Consumer Groups Warn NIBA: Address Conflicts or Face Regulatory Action
- tshandiman
- 11 hours ago
- 2 min read

The Australian Consumers Insurance Lobby (ACIL), the Owners Corporation Network of Australia (OCN), and the Unit Owners Association of Queensland (UOAQ) have warned the National Insurance Brokers Association (NIBA) that unless its revised Code of Practice properly addresses conflicts of interest in the strata insurance sector, the issue will be escalated directly to regulators.
The warning comes as part of the current consultation on the Insurance Brokers Code of Practice, with the groups calling on NIBA to take a clear position on arrangements that involve payments or financial benefits to parties who owe fiduciary duties to clients, such as strata managers.
Tyrone Shandiman, Chairperson of ACIL, said: “This is a simple issue. If it is unlawful for a fiduciary to receive a financial benefit because it conflicts with their duty to the client, then brokers should not be participating in or facilitating that conduct.
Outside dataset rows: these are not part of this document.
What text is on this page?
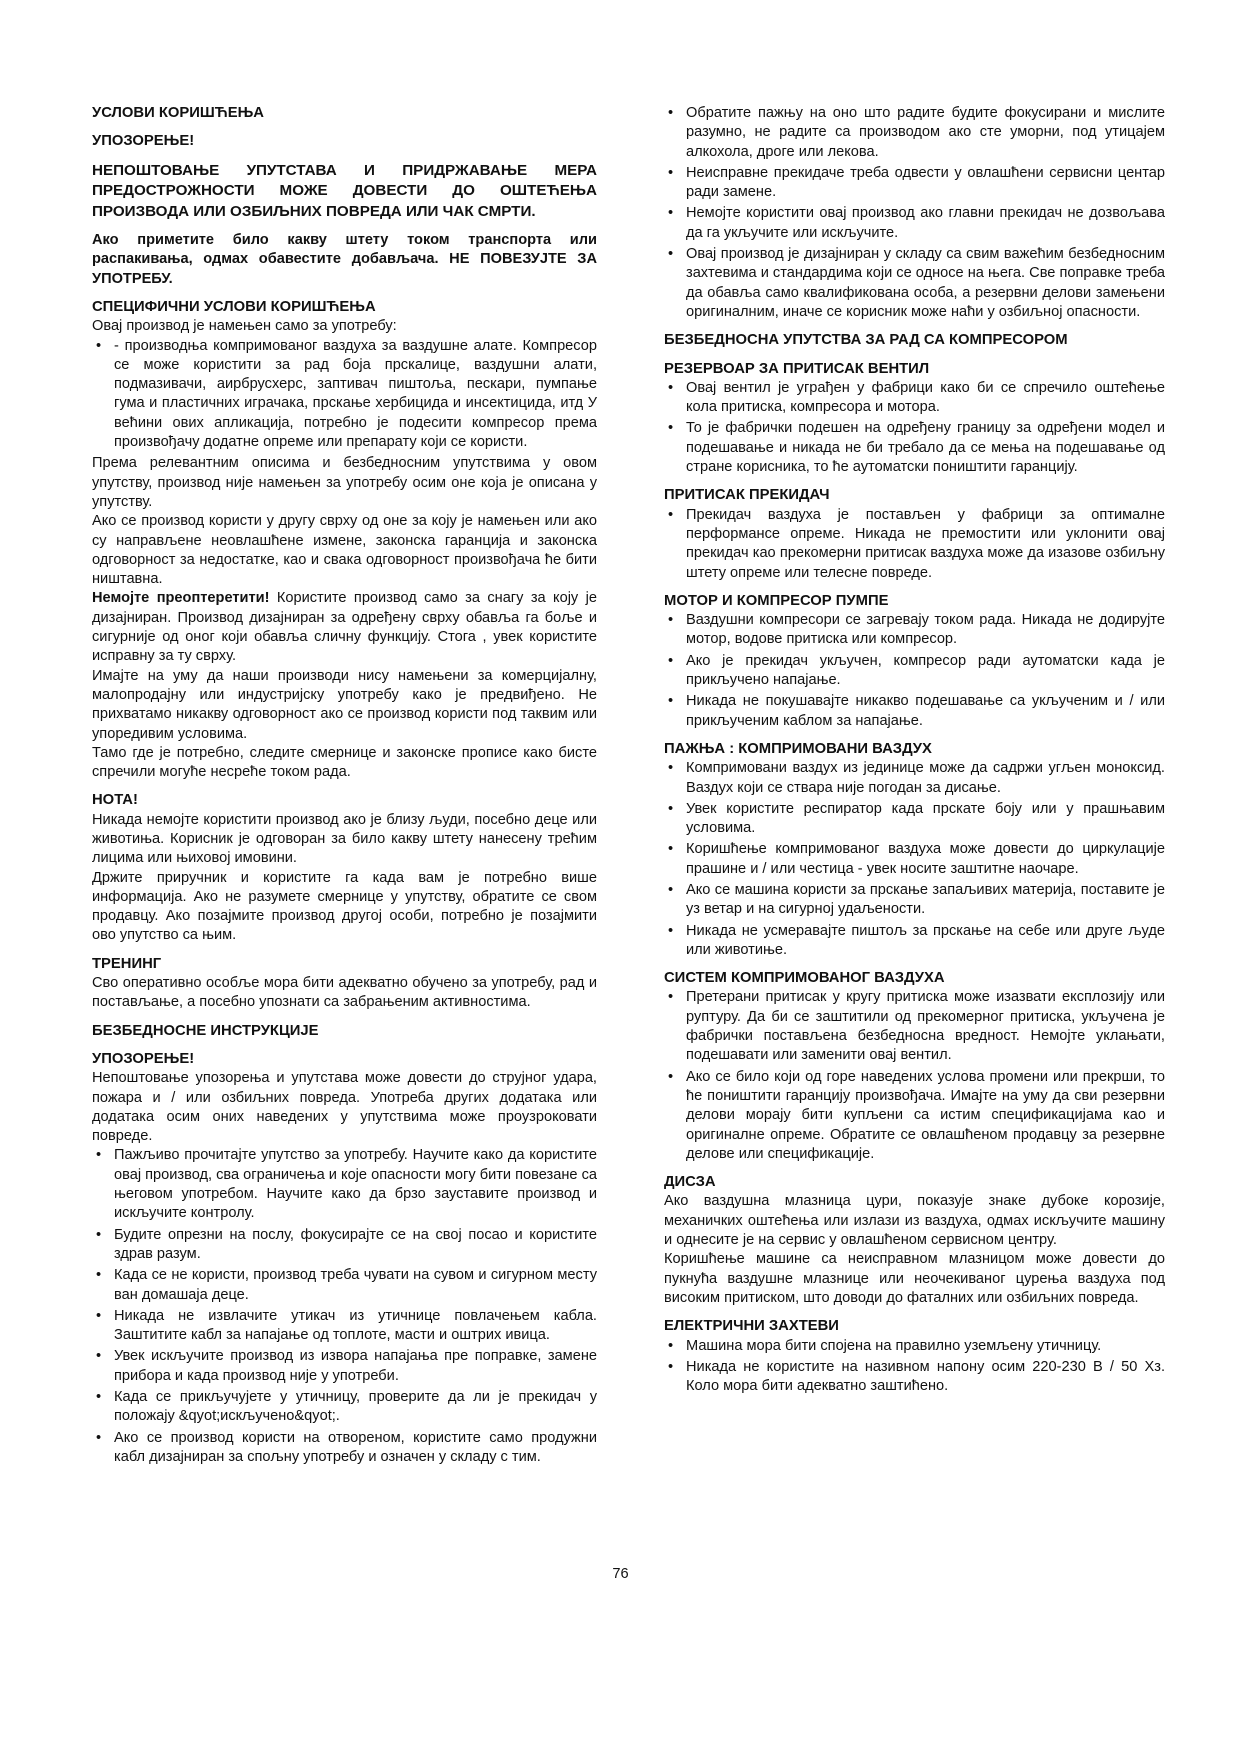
УСЛОВИ КОРИШЋЕЊА
УПОЗОРЕЊЕ!
НЕПОШТОВАЊЕ УПУТСТАВА И ПРИДРЖАВАЊЕ МЕРА ПРЕДОСТРОЖНОСТИ МОЖЕ ДОВЕСТИ ДО ОШТЕЋЕЊА ПРОИЗВОДА ИЛИ ОЗБИЉНИХ ПОВРЕДА ИЛИ ЧАК СМРТИ.

Ако приметите било какву штету током транспорта или распакивања, одмах обавестите добављача. НЕ ПОВЕЗУЈТЕ ЗА УПОТРЕБУ.

СПЕЦИФИЧНИ УСЛОВИ КОРИШЋЕЊА

Овај производ је намењен само за употребу:

• - производња компримованог ваздуха за ваздушне алате. Компресор се може користити за рад боја прскалице, ваздушни алати, подмазивачи, аирбрусхерс, заптивач пиштоља, пескари, пумпање гума и пластичних играчака, прскање хербицида и инсектицида, итд У већини ових апликација, потребно је подесити компресор према произвођачу додатне опреме или препарату који се користи.

Према релевантним описима и безбедносним упутствима у овом упутству, производ није намењен за употребу осим оне која је описана у упутству.

Ако се производ користи у другу сврху од оне за коју је намењен или ако су направљене неовлашћене измене, законска гаранција и законска одговорност за недостатке, као и свака одговорност произвођача ће бити ништавна.

Немојте преоптеретити! Користите производ само за снагу за коју је дизајниран. Производ дизајниран за одређену сврху обавља га боље и сигурније од оног који обавља сличну функцију. Стога , увек користите исправну за ту сврху.

Имајте на уму да наши производи нису намењени за комерцијалну, малопродајну или индустријску употребу како је предвиђено. Не прихватамо никакву одговорност ако се производ користи под таквим или упоредивим условима.

Тамо где је потребно, следите смернице и законске прописе како бисте спречили могуће несреће током рада.

НОТА!

Никада немојте користити производ ако је близу људи, посебно деце или животиња. Корисник је одговоран за било какву штету нанесену трећим лицима или њиховој имовини.

Држите приручник и користите га када вам је потребно више информација. Ако не разумете смернице у упутству, обратите се свом продавцу. Ако позајмите производ другој особи, потребно је позајмити ово упутство са њим.

ТРЕНИНГ

Сво оперативно особље мора бити адекватно обучено за употребу, рад и постављање, а посебно упознати са забрањеним активностима.

БЕЗБЕДНОСНЕ ИНСТРУКЦИЈЕ
УПОЗОРЕЊЕ!

Непоштовање упозорења и упутстава може довести до струјног удара, пожара и / или озбиљних повреда. Употреба других додатака или додатака осим оних наведених у упутствима може проузроковати повреде.

• Пажљиво прочитајте упутство за употребу. Научите како да користите овај производ, сва ограничења и које опасности могу бити повезане са његовом употребом. Научите како да брзо зауставите производ и искључите контролу.
• Будите опрезни на послу, фокусирајте се на свој посао и користите здрав разум.
• Када се не користи, производ треба чувати на сувом и сигурном месту ван домашаја деце.
• Никада не извлачите утикач из утичнице повлачењем кабла. Заштитите кабл за напајање од топлоте, масти и оштрих ивица.
• Увек искључите производ из извора напајања пре поправке, замене прибора и када производ није у употреби.
• Када се прикључујете у утичницу, проверите да ли је прекидач у положају &qyot;искључено&qyot;.
• Ако се производ користи на отвореном, користите само продужни кабл дизајниран за спољну употребу и означен у складу с тим.
• Обратите пажњу на оно што радите будите фокусирани и мислите разумно, не радите са производом ако сте уморни, под утицајем алкохола, дроге или лекова.
• Неисправне прекидаче треба одвести у овлашћени сервисни центар ради замене.
• Немојте користити овај производ ако главни прекидач не дозвољава да га укључите или искључите.
• Овај производ је дизајниран у складу са свим важећим безбедносним захтевима и стандардима који се односе на њега. Све поправке треба да обавља само квалификована особа, а резервни делови замењени оригиналним, иначе се корисник може наћи у озбиљној опасности.
БЕЗБЕДНОСНА УПУТСТВА ЗА РАД СА КОМПРЕСОРОМ
РЕЗЕРВОАР ЗА ПРИТИСАК ВЕНТИЛ
• Овај вентил је уграђен у фабрици како би се спречило оштећење кола притиска, компресора и мотора.
• То је фабрички подешен на одређену границу за одређени модел и подешавање и никада не би требало да се мења на подешавање од стране корисника, то ће аутоматски поништити гаранцију.
ПРИТИСАК ПРЕКИДАЧ
• Прекидач ваздуха је постављен у фабрици за оптималне перформансе опреме. Никада не премостити или уклонити овај прекидач као прекомерни притисак ваздуха може да изазове озбиљну штету опреме или телесне повреде.
МОТОР И КОМПРЕСОР ПУМПЕ
• Ваздушни компресори се загревају током рада. Никада не додирујте мотор, водове притиска или компресор.
• Ако је прекидач укључен, компресор ради аутоматски када је прикључено напајање.
• Никада не покушавајте никакво подешавање са укљученим и / или прикљученим каблом за напајање.
ПАЖЊА : КОМПРИМОВАНИ ВАЗДУХ
• Компримовани ваздух из јединице може да садржи угљен моноксид. Ваздух који се ствара није погодан за дисање.
• Увек користите респиратор када прскате боју или у прашњавим условима.
• Коришћење компримованог ваздуха може довести до циркулације прашине и / или честица - увек носите заштитне наочаре.
• Ако се машина користи за прскање запаљивих материја, поставите је уз ветар и на сигурној удаљености.
• Никада не усмеравајте пиштољ за прскање на себе или друге људе или животиње.
СИСТЕМ КОМПРИМОВАНОГ ВАЗДУХА
• Претерани притисак у кругу притиска може изазвати експлозију или руптуру. Да би се заштитили од прекомерног притиска, укључена је фабрички постављена безбедносна вредност. Немојте уклањати, подешавати или заменити овај вентил.
• Ако се било који од горе наведених услова промени или прекрши, то ће поништити гаранцију произвођача. Имајте на уму да сви резервни делови морају бити купљени са истим спецификацијама као и оригиналне опреме. Обратите се овлашћеном продавцу за резервне делове или спецификације.
ДИСЗА

Ако ваздушна млазница цури, показује знаке дубоке корозије, механичких оштећења или излази из ваздуха, одмах искључите машину и однесите је на сервис у овлашћеном сервисном центру.

Коришћење машине са неисправном млазницом може довести до пукнућа ваздушне млазнице или неочекиваног цурења ваздуха под високим притиском, што доводи до фаталних или озбиљних повреда.

ЕЛЕКТРИЧНИ ЗАХТЕВИ
• Машина мора бити спојена на правилно уземљену утичницу.
• Никада не користите на називном напону осим 220-230 В / 50 Хз. Коло мора бити адекватно заштићено.
76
That is not a grey area — it is an unmanageable conflict of interest.”
Under ASIC Regulatory Guide 181, financial services licensees are required to avoid conflicts of interest that cannot be effectively managed. The groups argue that where broker remuneration structures involve payments to fiduciaries, the conflict is inherently incapable of being managed and must be prohibited.
David Glover, joint managing director of the Owners Corporation Network, said: “You cannot ‘manage’ or ‘disclose’ your way out of a conflict that depends on breaching fiduciary duty. Where these arrangements exist, the only appropriate response is to prohibit them. Consumers should not have to try to work within structures that are fundamentally inconsistent with their interests.”
Despite sustained media attention and industry scrutiny of strata insurance practices, the groups say the current direction of the Code risks simply restating existing legal obligations rather than providing clear professional guidance.
Mike Murray, President of the Unit Owners Association of Queensland, said: “There has been extensive scrutiny of strata insurance practices, and the issues are well understood. For the industry to fail to address them through its own Code would be a significant missed opportunity and would further erode consumer confidence.”
The organisations have made it clear that if the Code does not adequately address these issues, they will seek direct regulatory intervention.
Mr Shandiman said: “If NIBA does not act, we will take this issue to ASIC and seek clarification and amendment to Regulatory Guide 181 to ensure these practices are explicitly addressed. There is sufficient evidence and legal foundation for regulators to intervene if required.”
The groups say the industry now faces a clear choice: set and enforce professional standards through its Code, or have those standards imposed through regulatory action.